Regarding the jump in 2008 with Rybka: I think that’s an artifact of that particular list. Similar lists don’t have it.

hippke 1 Dec 2020 18:43 UTC
3 points
in reply to: Tim Liptrot’s comment on: SETI Predictions
Like AGI winter, a time of reduced funding

hippke 3 Sep 2021 18:00 UTC
2 points
in reply to: Dave Lindbergh’s comment on: Why the technological singularity by AGI may never happen
How did von Neumann come close to taking over the world? Perhaps Hitler, but von Neumann?

hippke 29 Jul 2020 13:22 UTC
2 points
in reply to: Ricardo Meneghin’s comment on: Predictions for GPT-N
True. Do these tests scale out to super-human performance or are they capped at 100%?

hippke 19 Jul 2021 6:10 UTC
1 point
in reply to: Bartlomiej Lewandowski’s comment on: A closer look at chess scalings (into the past)
From what I understand about “ELO inflation”, it refers to the effect that the Top 100 FIDE players had 2600 ELO in 1970, but 2700 ELO today. It has been argued that simply the level increased, as more very good players entered the field. The ELO number as such should be fair in both eras (after playing infinitely many games...). I don’t think that it is an issue for computer chess comparisons. Let me know if you have other data/information!

hippke 15 Jul 2021 20:25 UTC
1 point
in reply to: paulfchristiano’s comment on: A closer look at chess scalings (into the past)
Mhm, good point. I must admit that the “70 ELO per doubling” etc. is forum wisdom that is perhaps not the last word. A similar scaling experiment was done with Houdini 3 (2013) which dropped below 70 ELO per doubling when exceeding 4 MNodes/move. In my experiment, the drop is already around 1 MNode/move. So there is certainly an engine dependence.

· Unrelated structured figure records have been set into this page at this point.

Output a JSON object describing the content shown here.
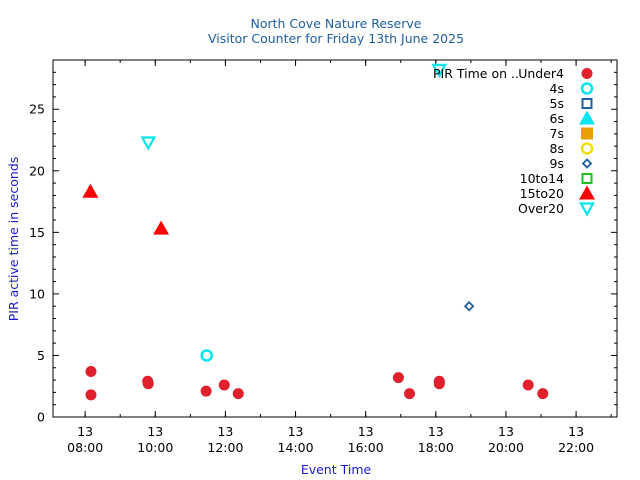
{
  "chart_data": {
    "type": "scatter",
    "title": "North Cove Nature Reserve",
    "subtitle": "Visitor Counter for Friday 13th June 2025",
    "xlabel": "Event Time",
    "ylabel": "PIR active time in seconds",
    "legend_title": "PIR Time on ..",
    "legend_position": "top-right",
    "grid": false,
    "xlim": [
      "2025-06-13 07:05",
      "2025-06-13 23:10"
    ],
    "ylim": [
      0,
      29
    ],
    "x_ticks": [
      {
        "value": "2025-06-13 08:00",
        "day": "13",
        "time": "08:00"
      },
      {
        "value": "2025-06-13 10:00",
        "day": "13",
        "time": "10:00"
      },
      {
        "value": "2025-06-13 12:00",
        "day": "13",
        "time": "12:00"
      },
      {
        "value": "2025-06-13 14:00",
        "day": "13",
        "time": "14:00"
      },
      {
        "value": "2025-06-13 16:00",
        "day": "13",
        "time": "16:00"
      },
      {
        "value": "2025-06-13 18:00",
        "day": "13",
        "time": "18:00"
      },
      {
        "value": "2025-06-13 20:00",
        "day": "13",
        "time": "20:00"
      },
      {
        "value": "2025-06-13 22:00",
        "day": "13",
        "time": "22:00"
      }
    ],
    "y_ticks": [
      0,
      5,
      10,
      15,
      20,
      25
    ],
    "series": [
      {
        "name": "Under4",
        "marker": "circle-filled",
        "color": "#e0202c",
        "points": [
          {
            "x": "2025-06-13 08:10",
            "y": 3.7
          },
          {
            "x": "2025-06-13 08:10",
            "y": 1.8
          },
          {
            "x": "2025-06-13 09:47",
            "y": 2.9
          },
          {
            "x": "2025-06-13 09:48",
            "y": 2.7
          },
          {
            "x": "2025-06-13 11:27",
            "y": 2.1
          },
          {
            "x": "2025-06-13 11:58",
            "y": 2.6
          },
          {
            "x": "2025-06-13 12:22",
            "y": 1.9
          },
          {
            "x": "2025-06-13 16:56",
            "y": 3.2
          },
          {
            "x": "2025-06-13 17:15",
            "y": 1.9
          },
          {
            "x": "2025-06-13 18:06",
            "y": 2.9
          },
          {
            "x": "2025-06-13 18:06",
            "y": 2.7
          },
          {
            "x": "2025-06-13 20:38",
            "y": 2.6
          },
          {
            "x": "2025-06-13 21:03",
            "y": 1.9
          }
        ]
      },
      {
        "name": "4s",
        "marker": "circle-open",
        "color": "#00e5ee",
        "points": [
          {
            "x": "2025-06-13 11:28",
            "y": 5.0
          }
        ]
      },
      {
        "name": "5s",
        "marker": "square-open",
        "color": "#1f5fa0",
        "points": []
      },
      {
        "name": "6s",
        "marker": "triangle-up-filled",
        "color": "#00e5ee",
        "points": []
      },
      {
        "name": "7s",
        "marker": "square-filled",
        "color": "#e8a000",
        "points": []
      },
      {
        "name": "8s",
        "marker": "circle-open",
        "color": "#f0e000",
        "points": []
      },
      {
        "name": "9s",
        "marker": "diamond-open",
        "color": "#1f5fa0",
        "points": [
          {
            "x": "2025-06-13 18:57",
            "y": 9.0
          }
        ]
      },
      {
        "name": "10to14",
        "marker": "square-open",
        "color": "#20c020",
        "points": []
      },
      {
        "name": "15to20",
        "marker": "triangle-up-filled",
        "color": "#ff0000",
        "points": [
          {
            "x": "2025-06-13 08:09",
            "y": 18.3
          },
          {
            "x": "2025-06-13 10:10",
            "y": 15.3
          }
        ]
      },
      {
        "name": "Over20",
        "marker": "triangle-down-open",
        "color": "#00e5ee",
        "points": [
          {
            "x": "2025-06-13 09:48",
            "y": 22.3
          },
          {
            "x": "2025-06-13 18:06",
            "y": 28.2
          }
        ]
      }
    ]
  }
}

hippke 15 Jul 2021 20:13 UTC
1 point
in reply to: paulfchristiano’s comment on: A closer look at chess scalings (into the past)
From what I understand about the computer chess community:
- Engines are optimized to win in the competitions, for reputation. There are competitions for many time controls, but most well respected are the CCC with games of 3 to 15 minutes, and TCEC which goes up to 90 minutes. So there is an incentive to tune the engines well into the many-MNodes/move regime.
- On the other hand, most testing during engine development is done at blitz or even bullet level (30s for the whole game for Stockfish). You can’t just play thousands of long games after each code commit to test its effect. Instead, many faster games are played. That’s in the few MNodes/move regime. So there’s some incentive to perform well in that regime.
- Below that, I think that performance is “just what is it”, and nobody optimizes for it. However, I think it would be valuable to ask a Stockfish developer about their view.

hippke 15 Jul 2021 19:58 UTC
1 point
in reply to: Charlie Steiner’s comment on: A closer look at chess scalings (into the past)
Yes, that’s correct. It is slightly off because I manually set the year 2022 to match 100,000 kNodes/s. That could be adjusted by one year. To get an engine which begins its journey right in the year 2021, we could perform a similar experiment with SF14. The curve would be virtually identical, just shifted to the right and up.